If further \(f \geq 0\), then \(\nu \geq 0\) by construction, indicating that \(\nu\) is a measure since it is countably additive and non-negative.

We can repeat this argument for any \(A \subseteq F\) and a countably additive disjoint sequence of events \(\{A_n\}\) whose union is \(A\) to obtain that the desired result holds for any \(A \in \mathcal F_F\).

To see that \((F, \mathcal F_F)\) is a measurable space, all that’s left is to show that \(\mathcal F_F\) is a \(\sigma\)-algebra on \(F\):

1. Contains \(F\): Since \(F \in \mathcal F\) and \(F \subseteq F\), then \(F \in \mathcal F_F\) by definition.

2. Closed under complements: Suppose that \(A \in \mathcal F_F\).

Define \(A_F^c = F \setminus A \equiv F \cap A^c \subseteq F\) (\(A_F^c\) is the complement of \(A\) in \(F\), and \(A^c\) is the complement of \(A\) in \(\Omega\)).

Notice that as \(F, A^c \in \mathcal F\), that \(A_F^c \in \mathcal F\), as \(\mathcal F\) is a \(\sigma\)-algebra (and hence closed under intersections and complements).

Since \(F \cap A^c \subseteq F\), then \(A_F^c = F \cap A^c \in \mathcal F_F\), by definition.

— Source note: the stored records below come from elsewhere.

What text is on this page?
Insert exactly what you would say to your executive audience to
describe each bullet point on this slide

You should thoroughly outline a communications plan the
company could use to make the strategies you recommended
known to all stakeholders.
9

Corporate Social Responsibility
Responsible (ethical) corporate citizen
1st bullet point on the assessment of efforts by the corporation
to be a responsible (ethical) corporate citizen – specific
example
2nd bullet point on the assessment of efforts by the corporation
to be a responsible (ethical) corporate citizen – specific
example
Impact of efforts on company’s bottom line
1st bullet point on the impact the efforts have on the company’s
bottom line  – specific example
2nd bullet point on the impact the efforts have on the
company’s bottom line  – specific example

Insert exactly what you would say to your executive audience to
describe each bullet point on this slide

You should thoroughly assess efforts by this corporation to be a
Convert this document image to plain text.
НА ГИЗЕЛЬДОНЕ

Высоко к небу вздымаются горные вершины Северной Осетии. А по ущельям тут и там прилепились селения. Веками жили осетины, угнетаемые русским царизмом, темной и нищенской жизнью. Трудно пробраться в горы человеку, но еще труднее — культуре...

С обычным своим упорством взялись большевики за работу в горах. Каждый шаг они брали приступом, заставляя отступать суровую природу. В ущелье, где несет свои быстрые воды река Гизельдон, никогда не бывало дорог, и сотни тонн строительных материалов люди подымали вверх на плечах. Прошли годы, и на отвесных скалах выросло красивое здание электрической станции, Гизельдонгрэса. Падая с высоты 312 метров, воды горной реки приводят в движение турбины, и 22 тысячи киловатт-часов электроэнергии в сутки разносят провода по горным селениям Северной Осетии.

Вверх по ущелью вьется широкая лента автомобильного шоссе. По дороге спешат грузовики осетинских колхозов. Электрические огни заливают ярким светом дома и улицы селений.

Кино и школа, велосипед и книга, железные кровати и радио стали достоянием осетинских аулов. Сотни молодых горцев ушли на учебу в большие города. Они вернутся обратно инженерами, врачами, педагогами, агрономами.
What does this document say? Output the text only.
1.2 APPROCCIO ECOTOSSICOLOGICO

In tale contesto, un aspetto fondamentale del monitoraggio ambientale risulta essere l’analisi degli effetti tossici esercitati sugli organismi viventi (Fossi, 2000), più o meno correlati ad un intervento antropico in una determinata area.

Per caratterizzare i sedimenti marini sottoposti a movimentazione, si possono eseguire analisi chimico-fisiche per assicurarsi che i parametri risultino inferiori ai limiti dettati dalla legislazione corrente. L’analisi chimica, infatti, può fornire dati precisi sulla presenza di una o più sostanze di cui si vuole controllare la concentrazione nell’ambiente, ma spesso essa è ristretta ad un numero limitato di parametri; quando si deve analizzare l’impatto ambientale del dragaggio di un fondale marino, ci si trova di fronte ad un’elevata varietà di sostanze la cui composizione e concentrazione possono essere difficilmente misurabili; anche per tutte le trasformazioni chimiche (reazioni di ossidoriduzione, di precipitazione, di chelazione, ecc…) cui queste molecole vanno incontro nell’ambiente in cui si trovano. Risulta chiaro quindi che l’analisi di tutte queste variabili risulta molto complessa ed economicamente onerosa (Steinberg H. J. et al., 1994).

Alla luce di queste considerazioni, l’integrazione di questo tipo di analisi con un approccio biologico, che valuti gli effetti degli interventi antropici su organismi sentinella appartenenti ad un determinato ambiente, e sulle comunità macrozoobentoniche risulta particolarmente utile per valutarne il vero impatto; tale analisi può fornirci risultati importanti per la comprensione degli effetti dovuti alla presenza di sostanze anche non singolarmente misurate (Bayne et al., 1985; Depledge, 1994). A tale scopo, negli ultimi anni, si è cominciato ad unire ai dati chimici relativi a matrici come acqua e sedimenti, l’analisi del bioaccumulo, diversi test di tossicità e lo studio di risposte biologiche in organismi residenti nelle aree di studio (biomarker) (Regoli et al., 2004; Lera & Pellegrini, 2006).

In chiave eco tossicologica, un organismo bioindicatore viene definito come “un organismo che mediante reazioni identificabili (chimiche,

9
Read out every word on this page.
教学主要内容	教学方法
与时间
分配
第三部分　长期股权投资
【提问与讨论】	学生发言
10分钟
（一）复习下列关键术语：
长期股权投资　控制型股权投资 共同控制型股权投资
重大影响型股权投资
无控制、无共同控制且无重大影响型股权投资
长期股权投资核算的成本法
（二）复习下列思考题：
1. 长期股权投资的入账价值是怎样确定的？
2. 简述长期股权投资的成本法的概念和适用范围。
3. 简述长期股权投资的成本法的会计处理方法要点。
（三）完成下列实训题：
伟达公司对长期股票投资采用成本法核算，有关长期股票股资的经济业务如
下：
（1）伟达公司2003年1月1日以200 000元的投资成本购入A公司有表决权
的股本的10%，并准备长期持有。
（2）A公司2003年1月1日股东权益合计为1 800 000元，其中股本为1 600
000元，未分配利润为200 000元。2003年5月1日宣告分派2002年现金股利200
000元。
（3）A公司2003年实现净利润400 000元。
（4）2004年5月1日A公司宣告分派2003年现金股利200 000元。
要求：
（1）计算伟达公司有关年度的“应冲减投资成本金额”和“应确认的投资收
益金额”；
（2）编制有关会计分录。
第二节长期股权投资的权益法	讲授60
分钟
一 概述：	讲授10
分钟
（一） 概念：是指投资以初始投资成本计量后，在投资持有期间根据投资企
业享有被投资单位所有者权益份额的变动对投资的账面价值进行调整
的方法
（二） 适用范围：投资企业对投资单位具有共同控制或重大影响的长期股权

3. Closed under countable unions: Suppose that \(\{A_n\} \subseteq \mathcal F_F\) is a disjoint sequence of sets.

Then \(A = \bigsqcup_n A_n \subseteq F\), because element-wise, each \(A_n \subseteq F\), and hence the union cannot be \(\supset F\).

Since \(\mathcal F\) was a \(\sigma\)-algebra, then \(A \in \mathcal F\), and \(A \subseteq F\).

Then \(A \in \mathcal F_F\), by definition.